Companies choose to issue stock to achieve various business goals -- to raise capital to buy new equipment and machinery, reduce the company's debts or to increase cash to pay vendors and new employees. While companies may issue preferred and common shares, common stock is a more widely issued, common source of capital funding.
When a company issues shares of stock, the transaction impacts the balance sheet and results in an increase to both the asset and equity balance.
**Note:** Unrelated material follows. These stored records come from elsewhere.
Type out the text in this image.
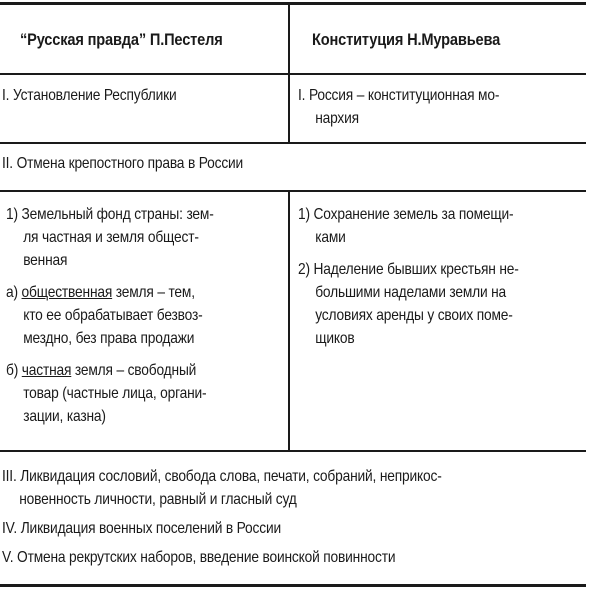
“Русская правда” П.Пестеля	Конституция Н.Муравьева
I. Установление Республики	I. Россия – конституционная мо-
нархия
II. Отмена крепостного права в России
1) Земельный фонд страны: зем-
ля частная и земля общест-
венная
а) общественная земля – тем,
кто ее обрабатывает безвоз-
мездно, без права продажи
б) частная земля – свободный
товар (частные лица, органи-
зации, казна)
1) Сохранение земель за помещи-
ками
2) Наделение бывших крестьян не-
большими наделами земли на
условиях аренды у своих поме-
щиков
III. Ликвидация сословий, свобода слова, печати, собраний, неприкос-
новенность личности, равный и гласный суд
IV. Ликвидация военных поселений в России
V. Отмена рекрутских наборов, введение воинской повинности
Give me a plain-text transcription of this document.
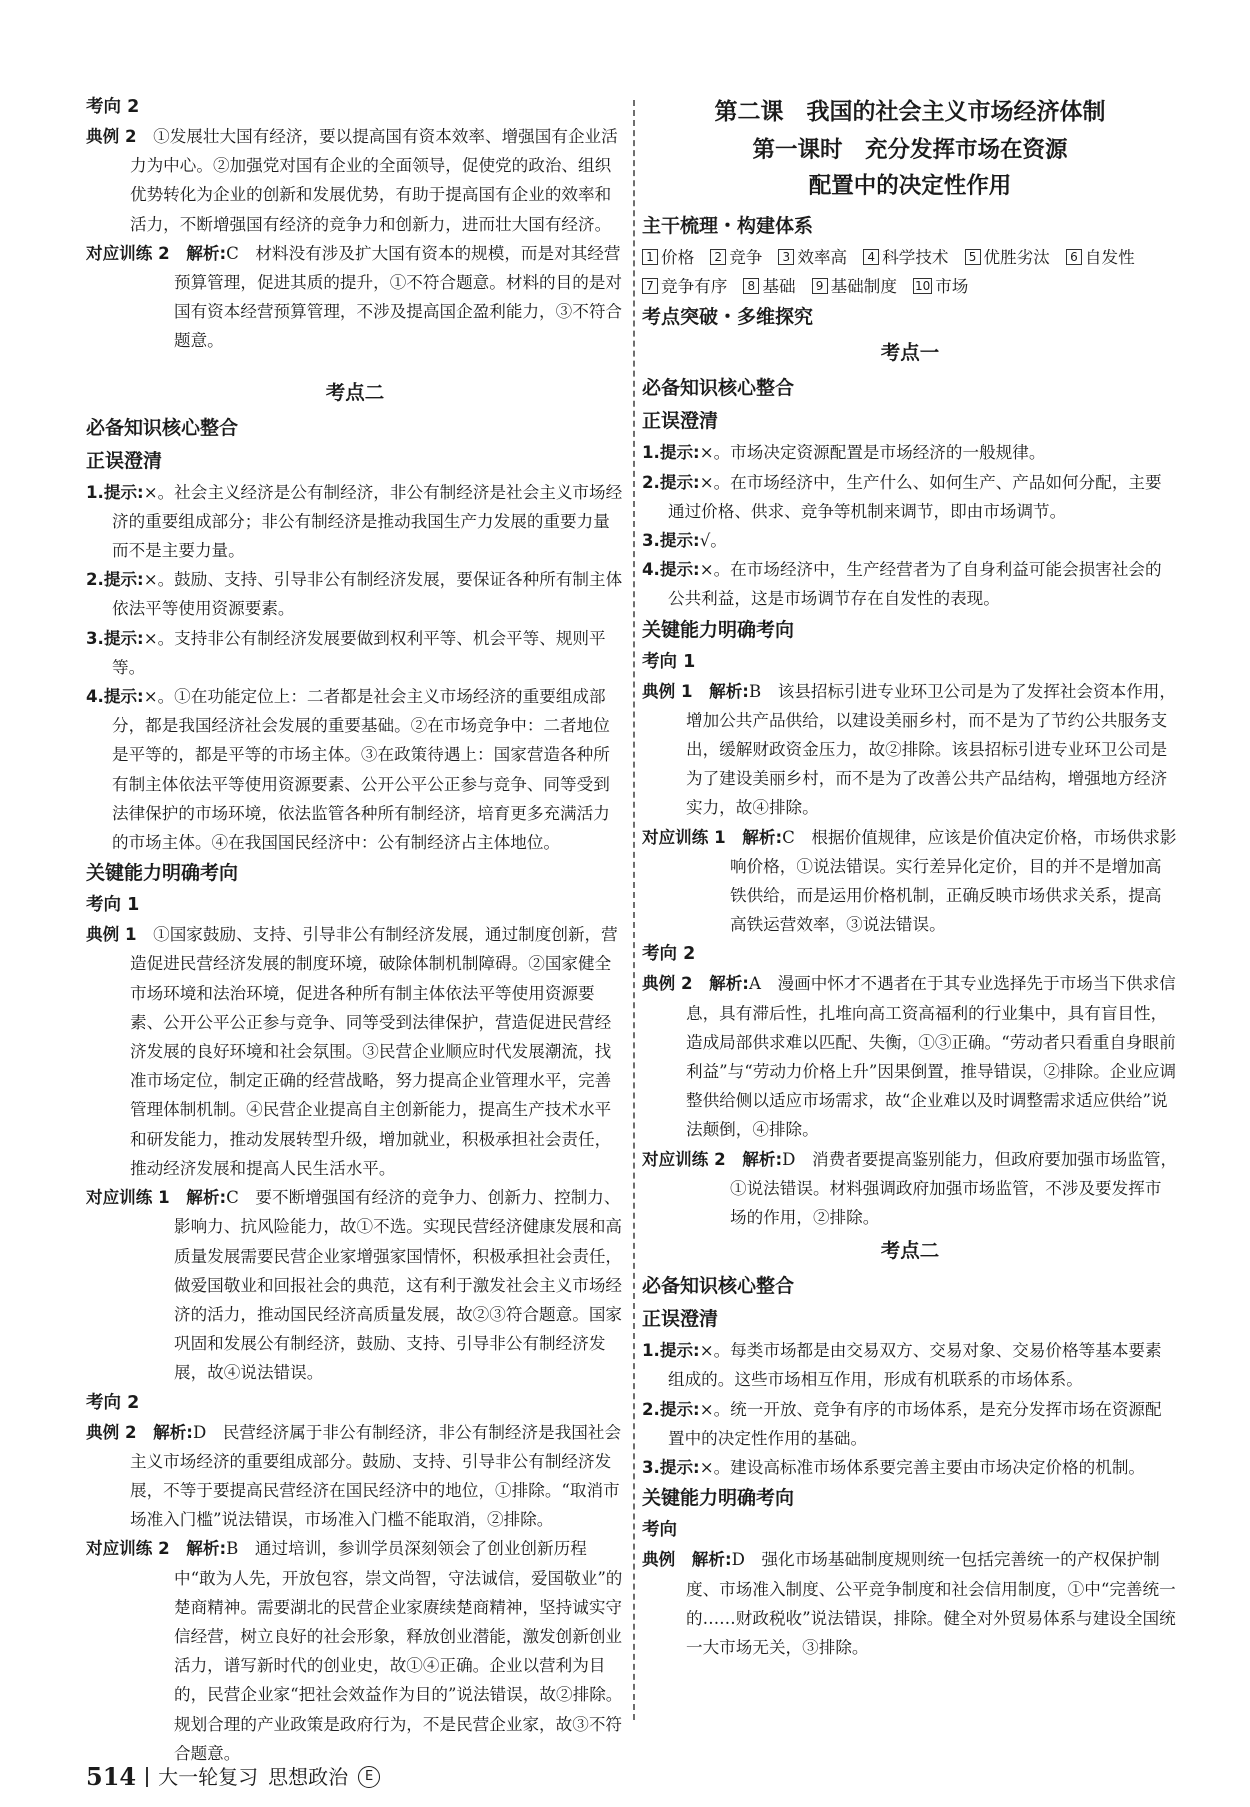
考向 2

典例 2　 ①发展壮大国有经济，要以提高国有资本效率、增强国有企业活力为中心。②加强党对国有企业的全面领导，促使党的政治、组织优势转化为企业的创新和发展优势，有助于提高国有企业的效率和活力，不断增强国有经济的竞争力和创新力，进而壮大国有经济。

对应训练 2　 解析:C　材料没有涉及扩大国有资本的规模，而是对其经营预算管理，促进其质的提升，①不符合题意。材料的目的是对国有资本经营预算管理，不涉及提高国企盈利能力，③不符合题意。

考点二

必备知识核心整合

正误澄清

1.提示:×。社会主义经济是公有制经济，非公有制经济是社会主义市场经济的重要组成部分；非公有制经济是推动我国生产力发展的重要力量而不是主要力量。

2.提示:×。鼓励、支持、引导非公有制经济发展，要保证各种所有制主体依法平等使用资源要素。

3.提示:×。支持非公有制经济发展要做到权利平等、机会平等、规则平等。

4.提示:×。①在功能定位上：二者都是社会主义市场经济的重要组成部分，都是我国经济社会发展的重要基础。②在市场竞争中：二者地位是平等的，都是平等的市场主体。③在政策待遇上：国家营造各种所有制主体依法平等使用资源要素、公开公平公正参与竞争、同等受到法律保护的市场环境，依法监管各种所有制经济，培育更多充满活力的市场主体。④在我国国民经济中：公有制经济占主体地位。

关键能力明确考向

考向 1

典例 1　 ①国家鼓励、支持、引导非公有制经济发展，通过制度创新，营造促进民营经济发展的制度环境，破除体制机制障碍。②国家健全市场环境和法治环境，促进各种所有制主体依法平等使用资源要素、公开公平公正参与竞争、同等受到法律保护，营造促进民营经济发展的良好环境和社会氛围。③民营企业顺应时代发展潮流，找准市场定位，制定正确的经营战略，努力提高企业管理水平，完善管理体制机制。④民营企业提高自主创新能力，提高生产技术水平和研发能力，推动发展转型升级，增加就业，积极承担社会责任，推动经济发展和提高人民生活水平。

对应训练 1　 解析:C　要不断增强国有经济的竞争力、创新力、控制力、影响力、抗风险能力，故①不选。实现民营经济健康发展和高质量发展需要民营企业家增强家国情怀，积极承担社会责任，做爱国敬业和回报社会的典范，这有利于激发社会主义市场经济的活力，推动国民经济高质量发展，故②③符合题意。国家巩固和发展公有制经济，鼓励、支持、引导非公有制经济发展，故④说法错误。

考向 2

典例 2　 解析:D　民营经济属于非公有制经济，非公有制经济是我国社会主义市场经济的重要组成部分。鼓励、支持、引导非公有制经济发展，不等于要提高民营经济在国民经济中的地位，①排除。“取消市场准入门槛”说法错误，市场准入门槛不能取消，②排除。

对应训练 2　 解析:B　通过培训，参训学员深刻领会了创业创新历程中“敢为人先，开放包容，崇文尚智，守法诚信，爱国敬业”的楚商精神。需要湖北的民营企业家赓续楚商精神，坚持诚实守信经营，树立良好的社会形象，释放创业潜能，激发创新创业活力，谱写新时代的创业史，故①④正确。企业以营利为目的，民营企业家“把社会效益作为目的”说法错误，故②排除。规划合理的产业政策是政府行为，不是民营企业家，故③不符合题意。

第二课　我国的社会主义市场经济体制

第一课时　充分发挥市场在资源

配置中的决定性作用

主干梳理・构建体系

1 价格	2 竞争	3 效率高	4 科学技术	5 优胜劣汰	6 自发性
7 竞争有序	8 基础	9 基础制度 10 市场

考点突破・多维探究

考点一

必备知识核心整合

正误澄清

1.提示:×。市场决定资源配置是市场经济的一般规律。

2.提示:×。在市场经济中，生产什么、如何生产、产品如何分配，主要通过价格、供求、竞争等机制来调节，即由市场调节。

3.提示:√。

4.提示:×。在市场经济中，生产经营者为了自身利益可能会损害社会的公共利益，这是市场调节存在自发性的表现。

关键能力明确考向

考向 1

典例 1　 解析:B　该县招标引进专业环卫公司是为了发挥社会资本作用，增加公共产品供给，以建设美丽乡村，而不是为了节约公共服务支出，缓解财政资金压力，故②排除。该县招标引进专业环卫公司是为了建设美丽乡村，而不是为了改善公共产品结构，增强地方经济实力，故④排除。

对应训练 1　 解析:C　根据价值规律，应该是价值决定价格，市场供求影响价格，①说法错误。实行差异化定价，目的并不是增加高铁供给，而是运用价格机制，正确反映市场供求关系，提高高铁运营效率，③说法错误。

考向 2

典例 2　 解析:A　漫画中怀才不遇者在于其专业选择先于市场当下供求信息，具有滞后性，扎堆向高工资高福利的行业集中，具有盲目性，造成局部供求难以匹配、失衡，①③正确。“劳动者只看重自身眼前利益”与“劳动力价格上升”因果倒置，推导错误，②排除。企业应调整供给侧以适应市场需求，故“企业难以及时调整需求适应供给”说法颠倒，④排除。

对应训练 2　 解析:D　消费者要提高鉴别能力，但政府要加强市场监管，①说法错误。材料强调政府加强市场监管，不涉及要发挥市场的作用，②排除。

考点二

必备知识核心整合

正误澄清

1.提示:×。每类市场都是由交易双方、交易对象、交易价格等基本要素组成的。这些市场相互作用，形成有机联系的市场体系。

2.提示:×。统一开放、竞争有序的市场体系，是充分发挥市场在资源配置中的决定性作用的基础。

3.提示:×。建设高标准市场体系要完善主要由市场决定价格的机制。

关键能力明确考向

考向

典例　 解析:D　强化市场基础制度规则统一包括完善统一的产权保护制度、市场准入制度、公平竞争制度和社会信用制度，①中“完善统一的……财政税收”说法错误，排除。健全对外贸易体系与建设全国统一大市场无关，③排除。

514 大一轮复习 思想政治	E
The company may issue common and preferred stock at a stated, or "par value" price, or at a price above its par value.
To show the balance sheet impact when stock is issued at its par value, assume that on April 1, a small corporation issues 500 shares at $100 par value to buy new equipment.
The accountant will record the following journal entry to the company's general leger:
Debit Cash 50,000 Credit Common Stock 50,000
The sale impacts the balance sheet, resulting in an increase to cash and an increase to the equity account -- common stock.
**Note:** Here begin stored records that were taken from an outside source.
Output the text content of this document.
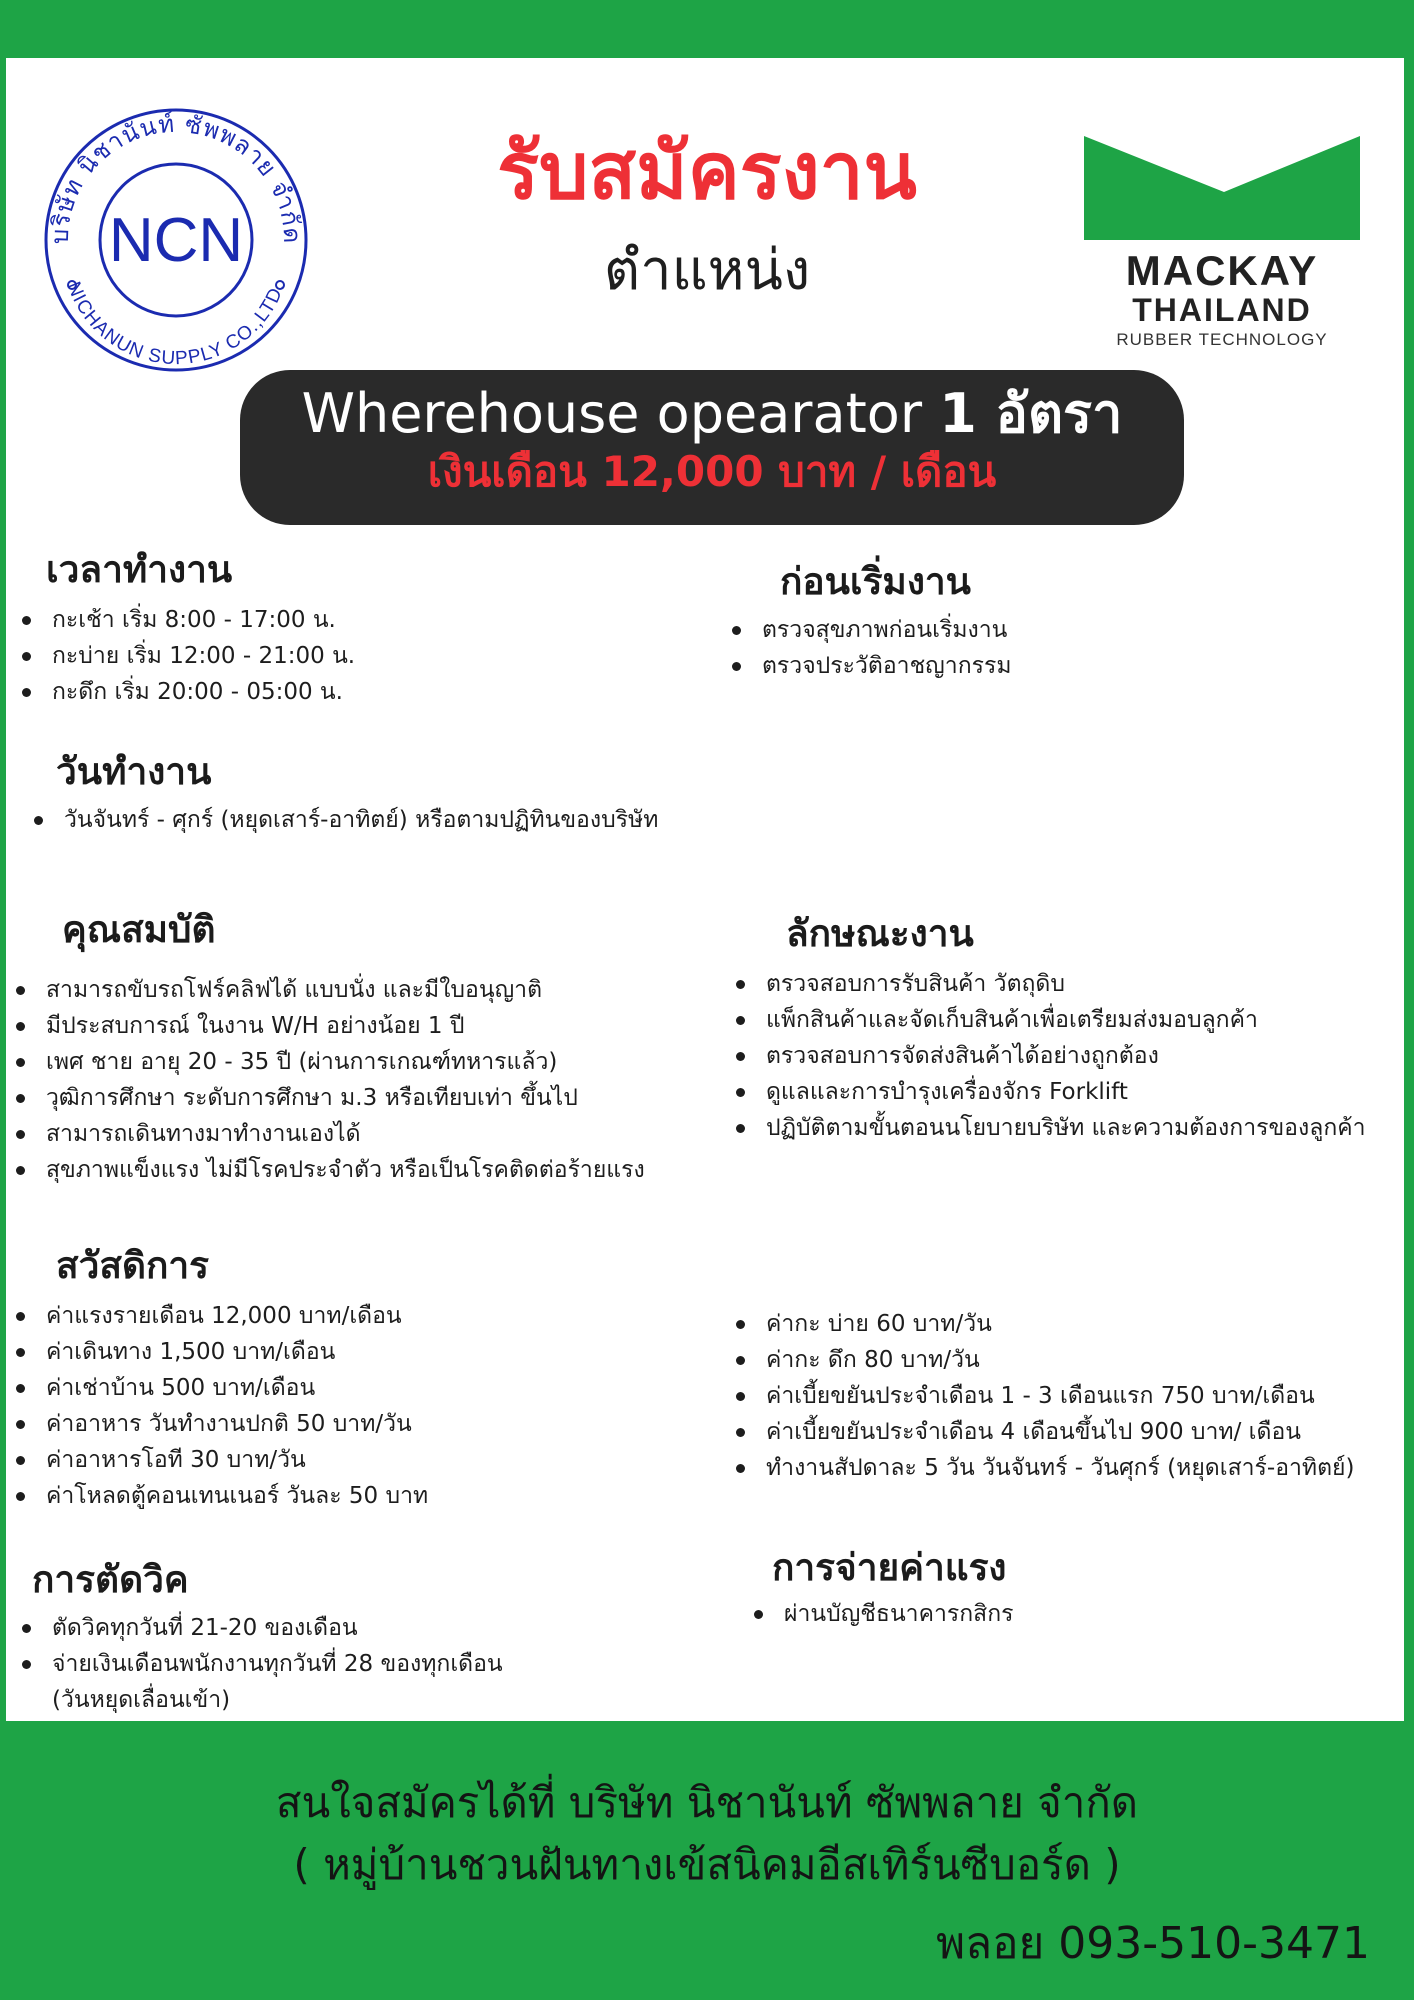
บริษัท นิชานันท์ ซัพพลาย จำกัด
NICHANUN SUPPLY CO.,LTD.
NCN	MACKAY
THAILAND
RUBBER TECHNOLOGY
รับสมัครงาน
ตำแหน่ง
Wherehouse opearator 1 อัตรา
เงินเดือน 12,000 บาท / เดือน
เวลาทำงาน
กะเช้า เริ่ม 8:00 - 17:00 น.
กะบ่าย เริ่ม 12:00 - 21:00 น.
กะดึก เริ่ม 20:00 - 05:00 น.
ก่อนเริ่มงาน
ตรวจสุขภาพก่อนเริ่มงาน
ตรวจประวัติอาชญากรรม
วันทำงาน
วันจันทร์ - ศุกร์ (หยุดเสาร์-อาทิตย์) หรือตามปฏิทินของบริษัท
คุณสมบัติ
สามารถขับรถโฟร์คลิฟได้ แบบนั่ง และมีใบอนุญาติ
มีประสบการณ์ ในงาน W/H อย่างน้อย 1 ปี
เพศ ชาย อายุ 20 - 35 ปี (ผ่านการเกณฑ์ทหารแล้ว)
วุฒิการศึกษา ระดับการศึกษา ม.3 หรือเทียบเท่า ขึ้นไป
สามารถเดินทางมาทำงานเองได้
สุขภาพแข็งแรง ไม่มีโรคประจำตัว หรือเป็นโรคติดต่อร้ายแรง
ลักษณะงาน
ตรวจสอบการรับสินค้า วัตถุดิบ
แพ็กสินค้าและจัดเก็บสินค้าเพื่อเตรียมส่งมอบลูกค้า
ตรวจสอบการจัดส่งสินค้าได้อย่างถูกต้อง
ดูแลและการบำรุงเครื่องจักร Forklift
ปฏิบัติตามขั้นตอนนโยบายบริษัท และความต้องการของลูกค้า
สวัสดิการ
ค่าแรงรายเดือน 12,000 บาท/เดือน
ค่าเดินทาง 1,500 บาท/เดือน
ค่าเช่าบ้าน 500 บาท/เดือน
ค่าอาหาร วันทำงานปกติ 50 บาท/วัน
ค่าอาหารโอที 30 บาท/วัน
ค่าโหลดตู้คอนเทนเนอร์ วันละ 50 บาท
ค่ากะ บ่าย 60 บาท/วัน
ค่ากะ ดึก 80 บาท/วัน
ค่าเบี้ยขยันประจำเดือน 1 - 3 เดือนแรก 750 บาท/เดือน
ค่าเบี้ยขยันประจำเดือน 4 เดือนขึ้นไป 900 บาท/ เดือน
ทำงานสัปดาละ 5 วัน วันจันทร์ - วันศุกร์ (หยุดเสาร์-อาทิตย์)
การตัดวิค
ตัดวิคทุกวันที่ 21-20 ของเดือน
จ่ายเงินเดือนพนักงานทุกวันที่ 28 ของทุกเดือน
(วันหยุดเลื่อนเข้า)
การจ่ายค่าแรง
ผ่านบัญชีธนาคารกสิกร
สนใจสมัครได้ที่ บริษัท นิชานันท์ ซัพพลาย จำกัด
( หมู่บ้านชวนฝันทางเข้สนิคมอีสเทิร์นซีบอร์ด )
พลอย 093-510-3471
To illustrate the impact to financial statements when stock is issued above its par value, assume instead that on April 1, the corporation issued 500 shares of $100 par value stock at $125 per share.
The accountant will record the following journal entry to the company's general ledger:
Debit Cash 62,500 Credit Common Stock 50,000 Credit Additional Paid-in Capital 12,500
Notice that in our second example in section three, common stock is credited for the stocks' par value of $100, while another equity account, additional paid-in capital, is credited for the excess of the stocks' sales price of $125 over its par value of $100. The sale results in a total increase to shareholders' equity in the amount of $62,500.